In terms of corporate responsibility and community engagement, the Board is committed to treating all stakeholders in every area of our business with honesty, fairness, openness, engagement and respect, and to conducting all business ethically and safely. The Group will only work with parties that share these values. Our Code of Conduct (‘our Code’) sets out our expectations for how we do business, clarifying our commitments to ethical, social and environmental performance. Our ESG policies support our Code.

On behalf of the Board

Jim Thompson

Chair of the ESG Committee

17 May 2022

Roles and Responsibilities of the Committee

Role of the Committee

The Committee is required to:-

  • Assist the Board in defining the Group’s strategy relating to ESG matters;
  • Review the policies, programmes, practices and initiatives of the Group relating to ESG matters, including environmental concerns, ensuring they remain effective and up to date;
  • Provide oversight of the Group’s management of ESG matters and compliance with legal and regulatory requirements, including applicable rules and principles of corporate governance, and applicable industry standards;
  • Report on these matters to the Board and, where appropriate, make recommendations to the Board; and
  • Report as required to shareholders of the Company on the activities and remit of the Committee.

The Committee has defined Terms of Reference which can be found in the Investor Centre section of the Group’s website at www.candcgroupplc.com.

Membership and Attendance

The following directors served on the Committee during the year.

Member

Member Since

Number of Meetings Attended

Maximum Possible Meetings

Jim Thompson (Chair)1

24 September 2020

5

6

Jill Caseberry

24 September 2020

6

6

Patrick McMahon

24 September 2020

6

6

Helen Pitcher

24 September 2020

6

6

Andrea Pozzi2

24 September 2020

2

2

1. Jim Thompson was unable to attend the meeting on 27 October 2021 due to a medical procedure.

2. Andrea Pozzi was a member of the Committee until he stood down from the Board on 1 September 2021.
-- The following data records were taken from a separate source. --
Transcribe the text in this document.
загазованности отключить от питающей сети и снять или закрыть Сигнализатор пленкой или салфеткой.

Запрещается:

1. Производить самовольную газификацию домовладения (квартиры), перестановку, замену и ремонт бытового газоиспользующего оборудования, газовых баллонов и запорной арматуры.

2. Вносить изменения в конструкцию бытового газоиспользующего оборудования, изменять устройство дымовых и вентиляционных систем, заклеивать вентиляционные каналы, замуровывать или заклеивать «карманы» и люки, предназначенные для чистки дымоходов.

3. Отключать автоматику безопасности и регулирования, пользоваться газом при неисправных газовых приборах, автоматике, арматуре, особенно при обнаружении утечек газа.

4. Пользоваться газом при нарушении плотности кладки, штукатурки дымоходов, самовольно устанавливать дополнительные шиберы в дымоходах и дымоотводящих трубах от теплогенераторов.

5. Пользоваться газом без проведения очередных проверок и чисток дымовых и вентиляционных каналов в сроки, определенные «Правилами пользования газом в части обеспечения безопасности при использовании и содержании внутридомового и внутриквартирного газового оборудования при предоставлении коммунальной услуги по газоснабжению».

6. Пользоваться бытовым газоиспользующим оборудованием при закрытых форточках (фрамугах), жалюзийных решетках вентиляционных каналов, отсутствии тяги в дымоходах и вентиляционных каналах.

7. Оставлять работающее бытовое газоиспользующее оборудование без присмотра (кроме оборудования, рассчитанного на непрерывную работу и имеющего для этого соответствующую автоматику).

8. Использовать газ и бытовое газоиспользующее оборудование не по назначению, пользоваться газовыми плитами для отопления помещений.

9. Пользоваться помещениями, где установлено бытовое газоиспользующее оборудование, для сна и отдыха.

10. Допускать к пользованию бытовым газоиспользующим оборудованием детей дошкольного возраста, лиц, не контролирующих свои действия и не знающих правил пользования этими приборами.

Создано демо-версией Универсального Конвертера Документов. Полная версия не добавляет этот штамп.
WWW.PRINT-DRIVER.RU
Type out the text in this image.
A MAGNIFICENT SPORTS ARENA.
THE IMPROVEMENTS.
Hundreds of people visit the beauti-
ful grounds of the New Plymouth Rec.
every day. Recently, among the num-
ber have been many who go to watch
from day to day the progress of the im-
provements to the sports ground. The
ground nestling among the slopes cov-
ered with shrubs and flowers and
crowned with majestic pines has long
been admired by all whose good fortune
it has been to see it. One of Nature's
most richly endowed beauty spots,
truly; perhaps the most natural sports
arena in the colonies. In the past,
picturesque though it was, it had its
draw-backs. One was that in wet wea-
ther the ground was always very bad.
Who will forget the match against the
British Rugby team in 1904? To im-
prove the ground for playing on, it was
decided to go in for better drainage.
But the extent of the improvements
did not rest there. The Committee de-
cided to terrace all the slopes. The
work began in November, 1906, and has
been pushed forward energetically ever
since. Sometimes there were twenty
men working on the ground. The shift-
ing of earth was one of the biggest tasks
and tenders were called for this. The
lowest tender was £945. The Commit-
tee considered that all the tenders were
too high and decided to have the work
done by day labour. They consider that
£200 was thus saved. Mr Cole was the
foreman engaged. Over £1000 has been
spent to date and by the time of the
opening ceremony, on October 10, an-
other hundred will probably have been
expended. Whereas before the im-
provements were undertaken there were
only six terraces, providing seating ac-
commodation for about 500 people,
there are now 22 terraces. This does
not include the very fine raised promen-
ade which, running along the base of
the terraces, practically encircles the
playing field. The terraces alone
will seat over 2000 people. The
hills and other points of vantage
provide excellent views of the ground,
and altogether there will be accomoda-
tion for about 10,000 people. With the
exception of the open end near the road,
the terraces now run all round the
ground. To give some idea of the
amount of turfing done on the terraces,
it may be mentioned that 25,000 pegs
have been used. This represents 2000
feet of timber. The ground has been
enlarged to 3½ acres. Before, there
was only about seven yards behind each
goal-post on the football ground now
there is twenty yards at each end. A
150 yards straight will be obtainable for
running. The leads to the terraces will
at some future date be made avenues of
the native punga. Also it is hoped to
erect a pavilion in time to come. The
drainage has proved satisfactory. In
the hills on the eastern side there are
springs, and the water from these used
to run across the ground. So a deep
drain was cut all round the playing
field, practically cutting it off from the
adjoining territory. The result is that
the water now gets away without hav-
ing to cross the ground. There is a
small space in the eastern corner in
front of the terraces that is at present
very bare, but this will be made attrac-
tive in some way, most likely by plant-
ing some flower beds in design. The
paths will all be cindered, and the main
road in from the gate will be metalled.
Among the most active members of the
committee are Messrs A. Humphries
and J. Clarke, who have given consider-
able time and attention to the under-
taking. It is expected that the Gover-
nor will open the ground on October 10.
No member of the Committee nor any other Director participates in discussions or votes concerning his or her own re-election or evaluation of his or her own performance. Details of the skills and experience of the Directors are contained in the Directors’ biographies on pages 88 and 89. Their remuneration is set out in the Remuneration Report.

The quorum necessary for the transaction of business by the Committee is two, each of whom must be a Non-Executive Director. Only members of the Committee have the right to attend Committee meetings. The Committee Secretary is the Senior Assistant Company Secretary.

Meeting Frequency

The Committee met on six occasions during the year ended 28 February 2022. All members of the Committee attended each meeting except on one occasion where Jim Thompson could not attend one meeting due to a medical procedure. At the invitation of the Committee, the Chair, the Group CEO, the Company Secretary and General Counsel, the Head of ESG, the Communications and Corporate Affairs Director and the ESG Champions were invited to attend all meetings.

Evaluation of the Committee

The evaluation of the Committee was carried out internally as part of the FY2022 internal Board evaluation process. An explanation of how this process was conducted, the conclusions arising from it and the outcome of that review can be found on page 98.

This report was approved by the Board of Directors on 17 May 2022.